Computerworld

AARNet test shows how NBN can bring industry into the classroom

Pilot program connected 20 Holmesglen TAFE students to real graphic designers via HD videoconferencing.

Fibre broadband connections have enabled 20 TAFE students at Holmesglen to learn graphic design from real industry practitioners over HD videoconferencing. The AARNet pilot project was a “proof of concept” that can be copied across Australia as quickly as the NBN is deployed, AARNet business development manager, Jamie Sunderland, told Computerworld Australia.

“Videoconferencing is not particularly new,” said Sunderland, but NBN fibre connections enable HD video and greater flexibility for schools seeking to connect students with industry. “What the TAFEs can start to do is plan into their coursework that they may be able to do connections to various other NBN-connected sites without necessarily having to bring those practitioners into the classroom,” he said.

Once deployed, the NBN will enable schools across Australia to participate, Sunderland said. “Currently, the bandwidth to most schools and TAFEs is borderline at best to be able to do that.”

ADSL and other existing copper services lack the upstream bandwidth required for an HD video call, Sunderland said. HD was critical for the graphic design class that participated in the pilot program, he said. In the program, people from the industry showed their work to the students and then asked students to create and share their own media, all through videoconferencing. “Without the really good, top quality videoconference, you wouldn’t be able to see the detail and the clarity of the media that they were producing, and be able to discuss it live.”

NBN provides more options for universities seeking to connect students and industry, Sunderland said. For example, schools like the TAFE can come to AARNet and request to use a fibre connection for a video conferencing series over a two-month period into a particular address. “We can very quickly, and with a good level of confidence, go to NBN” and satisfy the request, he said. “To do it currently, you’d have to go into an arrangement with Telstra to access the copper, and it would be a DSL circuit … and you would have to sign up for longer minimum terms.”

In the pilot program at Holmesglen, there were 20 students in a classroom on one end, and a couple of industry graphic designers on the other side, Sunderland said. In the first test, a dedicated HD videoconferencing system with 50-inch LCD screen and projector were used at both ends, allowing students to see the designers and their presentations at the same time.
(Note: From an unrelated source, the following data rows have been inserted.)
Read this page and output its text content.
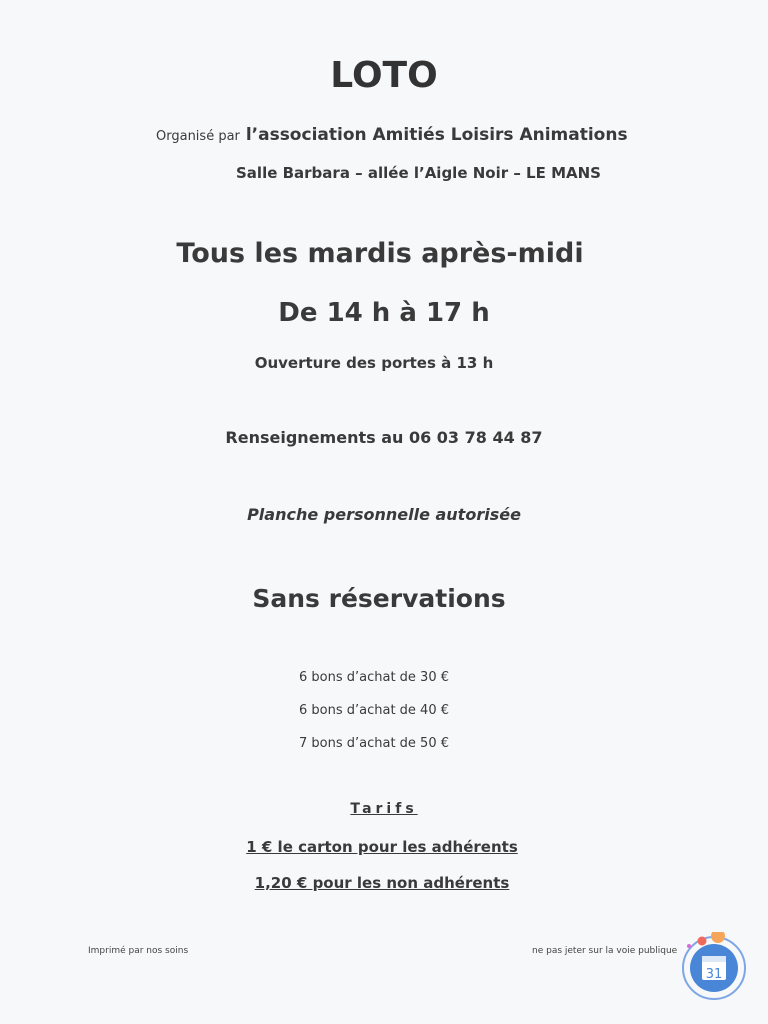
LOTO
Organisé par l’association Amitiés Loisirs Animations
Salle Barbara – allée l’Aigle Noir – LE MANS
Tous les mardis après-midi
De 14 h à 17 h
Ouverture des portes à 13 h
Renseignements au 06 03 78 44 87
Planche personnelle autorisée
Sans réservations
6 bons d’achat de 30 €
6 bons d’achat de 40 €
7 bons d’achat de 50 €
Tarifs
1 € le carton pour les adhérents
1,20 € pour les non adhérents
Imprimé par nos soins	ne pas jeter sur la voie publique
31
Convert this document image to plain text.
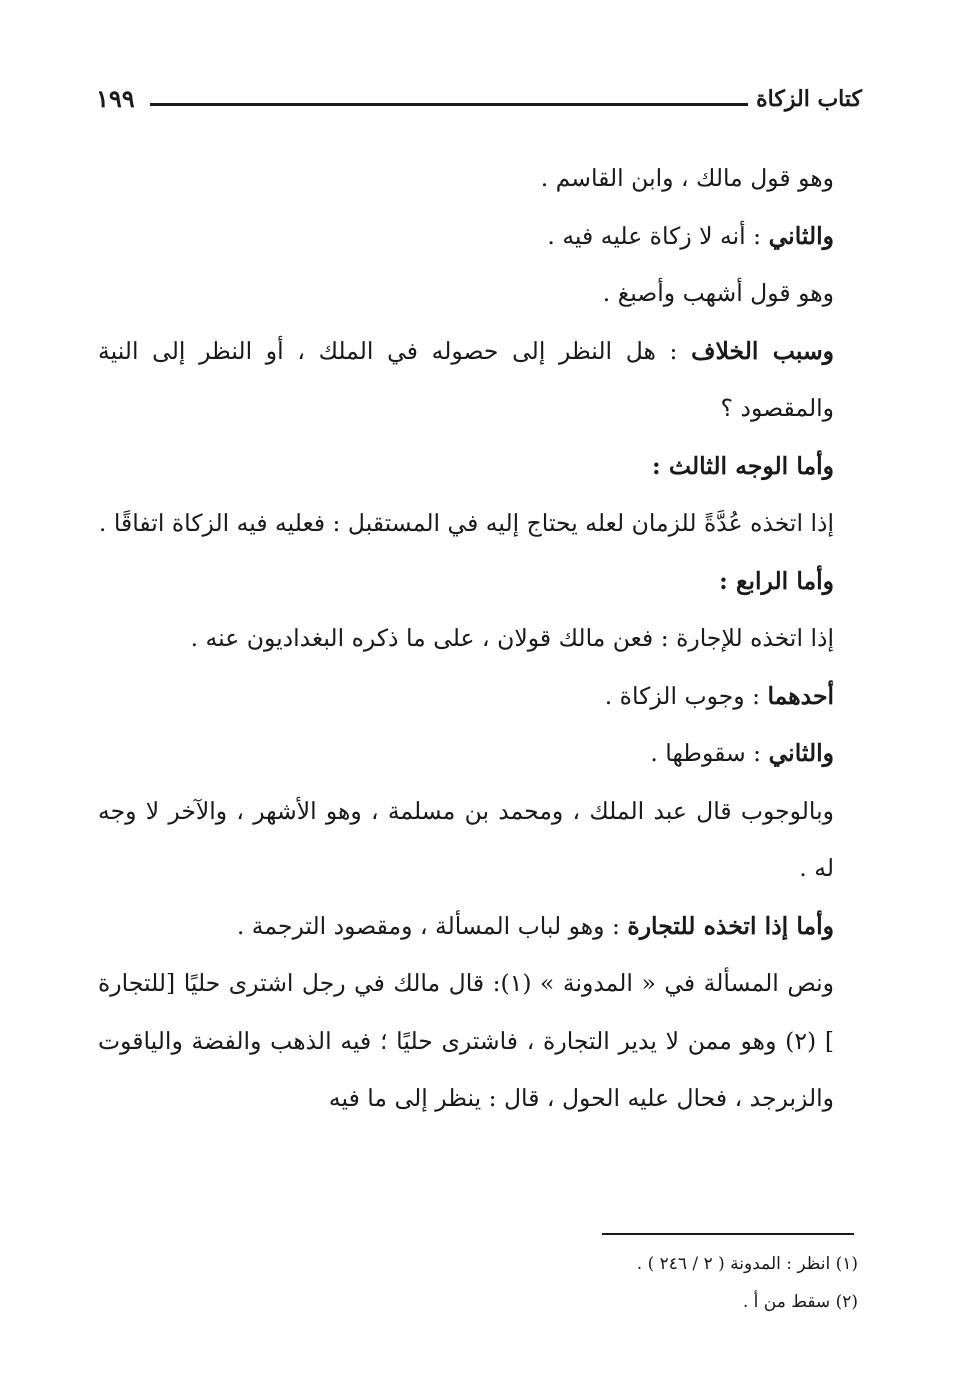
كتاب الزكاة
١٩٩

وهو قول مالك ، وابن القاسم .

والثاني : أنه لا زكاة عليه فيه .

وهو قول أشهب وأصبغ .

وسبب الخلاف : هل النظر إلى حصوله في الملك ، أو النظر إلى النية والمقصود ؟

وأما الوجه الثالث :

إذا اتخذه عُدَّةً للزمان لعله يحتاج إليه في المستقبل : فعليه فيه الزكاة اتفاقًا .

وأما الرابع :

إذا اتخذه للإجارة : فعن مالك قولان ، على ما ذكره البغداديون عنه .

أحدهما : وجوب الزكاة .

والثاني : سقوطها .

وبالوجوب قال عبد الملك ، ومحمد بن مسلمة ، وهو الأشهر ، والآخر لا وجه له .

وأما إذا اتخذه للتجارة : وهو لباب المسألة ، ومقصود الترجمة .

ونص المسألة في « المدونة » (١): قال مالك في رجل اشترى حليًا [للتجارة ] (٢) وهو ممن لا يدير التجارة ، فاشترى حليًا ؛ فيه الذهب والفضة والياقوت والزبرجد ، فحال عليه الحول ، قال : ينظر إلى ما فيه

(١) انظر : المدونة ( ٢ / ٢٤٦ ) .

(٢) سقط من أ .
In the second test, PCs and software-based videoconferencing was used. The third time used a mixed approach, with a PC at the designers’ end and a dedicated HD video system in the classroom.

Students stayed in their normal classroom during the tests. The graphic designers did it once from AARNet’s office in Carlton, Victoria, using the AARNet network, and a second time from their own office over the NBN. The tests worked just as well over NBN as they did on AARNet, he said. The system could have supported more than two locations, because AARNet operates a multipoint video conference bridge, he said.

Both sides do not have to be connected to NBN, but a fibre connection is best, he said. “You couldn’t do it with copper.” It also wouldn’t work well over wireless or satellite services, whether provided by NBN or otherwise, because their upload speeds are too slow, he said. Satellite also has “very long propagation delay,” which would result in the half-second delay frequently seen on TV newscasts, he said.